Der Divisionismus (auch Chromo-Luminarismus genannt) war der charakteristische Stil in der neoimpressionistischen Malerei, der durch die Trennung kontrastierender oder sich ergänzender Farben in einzelne Flecken definiert wurde, die optisch interagierten, um Schatten und Dimensionen zu erzeugen. Indem sie den Betrachter aufforderten, die Farben optisch zu kombinieren, anstatt die Pigmente physisch zu mischen, glaubten die Divisionisten, die maximale Leuchtkraft zu erreichen, die wissenschaftlich möglich war. Sie glaubten auch, dass dies eine philosophische Darstellung der Harmonie sei, da die unerwarteten Farben gleichmäßig zusammenwirken und ein einziges Bild ergeben. Georges Seurat begründete den Stil um 1884 als Chromo-Luminarismus, wobei er sich auf die wissenschaftlichen Theorien von Michel Eugène Chevreul, Ogden Rood und Charles Blanc stützte. Der Divisionismus entwickelte sich parallel zum Pointillismus, der sich vor allem durch die Verwendung von Farbpunkten definiert, aber nicht in erster Linie auf die Trennung von Farben setzt.

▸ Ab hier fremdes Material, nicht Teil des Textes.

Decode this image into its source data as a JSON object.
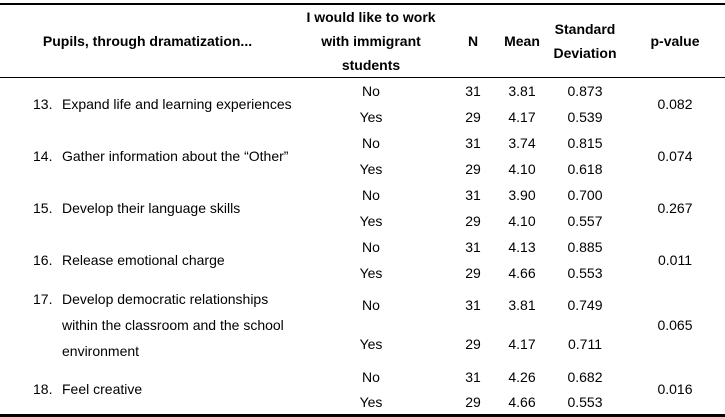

Theoretische Grundlagen und EntwicklungBearbeiten
Der Divisionismus entwickelte sich in der Malerei des 19. Jahrhunderts, als Künstler wissenschaftliche Theorien über das Sehen entdeckten, die eine Abkehr von den Grundsätzen des Impressionismus begünstigten. Vor allem als sich die Wissenschaft über die Schwingungen des Lichts und die Wirkung auf die Netzhaut entwickelte, veränderten sich die Farbpaletten. Die Neoimpressionisten begannen, Komplementärfarben nebeneinander zu setzen, um Dimensionen und Schatten zu erzeugen, anstatt mit einer Reihe von Farbtönen zu arbeiten. Diese Aufteilung der Leinwand in einzelne Abschnitte mit komplementären und kontrastierenden Farben führte zu dem von Signac geprägten Begriff „Divisionismus“.
Die wissenschaftlichen Theorien und Regeln des Farbkontrasts, die die Komposition der Divisionisten leiten sollten, setzten die Bewegung des Neoimpressionismus in Gegensatz zum Impressionismus, der durch die Verwendung von Instinkt und Intuition gekennzeichnet ist. Zu den Wissenschaftlern und Künstlern, deren Licht- oder Farbtheorien einen gewissen Einfluss auf die Entwicklung des Divisionismus hatten, gehören Charles Henry, Charles Blanc, David Pierre Giottino Humbert de Superville, David Sutter, Michel Eugène Chevreul, Ogden Rood und Hermann von Helmholtz.
Georges SeuratEdit
Divisionismus, wie der Neoimpressionismus insgesamt, fand seinen Anfang in Georges Seurats Meisterwerk „Ein Sonntagnachmittag auf der Insel La Grande Jatte“. Seurat wurde an der École des Beaux-Arts klassisch ausgebildet, und seine ersten Werke sind im Stil von Barbizon gehalten. Während seines Studiums bei Pierre Puvis de Chavannes beschäftigte sich Seurat intensiv mit Linie und Farbe, Farbtheorie und optischen Effekten, die die Grundlage für den Divisionismus bildeten. 1883 begannen Seurat und einige seiner Kollegen zu erforschen, wie man so viel Licht wie möglich auf die Leinwand bringen konnte. 1884, mit der Ausstellung seines ersten großen Werks, Baden in Asnières, sowie der Croquetons von der Insel La Grande Jatte, nimmt Seurats Stil in Anlehnung an den Impressionismus allmählich Gestalt an, doch erst mit der Fertigstellung von La Grande Jatte im Jahr 1886 begründet er seine Theorie des Chromo-Luminarismus. Obwohl dieses Gemälde ursprünglich vom offiziellen Salon abgelehnt wurde, zog es den Salon des Indépendants an, in dem Paul Signac engagiert war.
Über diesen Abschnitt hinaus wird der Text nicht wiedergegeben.